SuperNoVA: Algorithm-Hardware Co-Design for Resource-Aware SLAM
Seah Kim, Roger Hsiao, Borivoje Nikolic, James Demmel, Yakun Sophia Shao
Simultaneous Localization and Mapping (SLAM) plays a crucial role in robotics, autonomous systems, and augmented and virtual reality (AR/VR) applications by enabling devices to understand and map unknown environments. However, deploying SLAM in AR/VR applications poses significant challenges, including the demand for high accuracy, real-time processing, and efficient resource utilization, especially on compact and lightweight devices. To address these challenges, we propose SuperNoVA, which enables high-accuracy, real-time, large-scale SLAM in resource-constrained settings through a full-stack system, spanning from algorithm to hardware.
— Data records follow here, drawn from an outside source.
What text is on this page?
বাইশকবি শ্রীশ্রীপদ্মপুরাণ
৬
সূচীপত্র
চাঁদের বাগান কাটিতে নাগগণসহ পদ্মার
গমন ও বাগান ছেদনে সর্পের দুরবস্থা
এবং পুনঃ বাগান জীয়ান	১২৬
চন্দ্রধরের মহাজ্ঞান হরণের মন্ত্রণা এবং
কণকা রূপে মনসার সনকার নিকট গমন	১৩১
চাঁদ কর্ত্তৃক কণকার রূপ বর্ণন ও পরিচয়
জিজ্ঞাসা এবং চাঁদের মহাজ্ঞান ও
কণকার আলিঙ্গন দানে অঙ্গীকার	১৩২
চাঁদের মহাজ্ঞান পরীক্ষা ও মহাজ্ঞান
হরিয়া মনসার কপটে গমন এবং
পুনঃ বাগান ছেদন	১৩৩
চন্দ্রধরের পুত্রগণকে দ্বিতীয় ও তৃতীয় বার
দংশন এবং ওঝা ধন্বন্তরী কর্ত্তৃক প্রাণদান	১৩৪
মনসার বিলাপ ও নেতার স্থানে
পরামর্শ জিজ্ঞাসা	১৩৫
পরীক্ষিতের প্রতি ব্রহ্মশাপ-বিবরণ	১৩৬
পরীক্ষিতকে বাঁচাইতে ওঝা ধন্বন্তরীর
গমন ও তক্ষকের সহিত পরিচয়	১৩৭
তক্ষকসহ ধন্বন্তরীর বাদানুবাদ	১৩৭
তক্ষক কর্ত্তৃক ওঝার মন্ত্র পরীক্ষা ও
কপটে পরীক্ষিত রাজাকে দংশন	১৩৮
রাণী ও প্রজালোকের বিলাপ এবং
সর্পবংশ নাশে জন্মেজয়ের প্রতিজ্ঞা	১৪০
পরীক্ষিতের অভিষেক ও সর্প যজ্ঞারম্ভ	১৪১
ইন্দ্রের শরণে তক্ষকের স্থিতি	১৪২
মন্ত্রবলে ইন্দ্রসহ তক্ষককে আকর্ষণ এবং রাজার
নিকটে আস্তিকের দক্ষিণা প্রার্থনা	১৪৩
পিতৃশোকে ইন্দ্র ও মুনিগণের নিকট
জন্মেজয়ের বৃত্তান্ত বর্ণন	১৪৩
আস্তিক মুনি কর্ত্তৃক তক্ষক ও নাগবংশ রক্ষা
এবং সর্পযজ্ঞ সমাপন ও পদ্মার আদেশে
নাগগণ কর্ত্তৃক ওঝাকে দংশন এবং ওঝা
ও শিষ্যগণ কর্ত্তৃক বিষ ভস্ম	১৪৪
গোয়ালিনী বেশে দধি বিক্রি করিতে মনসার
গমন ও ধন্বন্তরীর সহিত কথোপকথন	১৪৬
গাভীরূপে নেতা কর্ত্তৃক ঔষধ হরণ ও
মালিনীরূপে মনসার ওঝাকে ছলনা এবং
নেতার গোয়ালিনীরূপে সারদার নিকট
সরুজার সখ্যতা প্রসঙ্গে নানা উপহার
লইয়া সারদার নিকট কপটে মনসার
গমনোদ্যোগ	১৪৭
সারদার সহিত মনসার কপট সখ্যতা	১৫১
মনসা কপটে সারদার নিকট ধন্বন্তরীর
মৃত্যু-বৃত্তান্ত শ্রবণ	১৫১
In particular, SuperNoVA dynamically constructs a subgraph to meet the latency target while preserving accuracy, virtualizes hardware resources for efficient graph processing, and implements a novel hardware architecture to accelerate the SLAM backend efficiently. Evaluation results demonstrate that, for a large-scale AR dataset, SuperNoVA reduces full SLAM backend computation latency by 89.5% compared to the baseline out-of-order CPU and 78.6% compared to the baseline embedded GPU, and reduces the maximum pose error by 89% over existing SLAM solutions, while always meeting the latency target.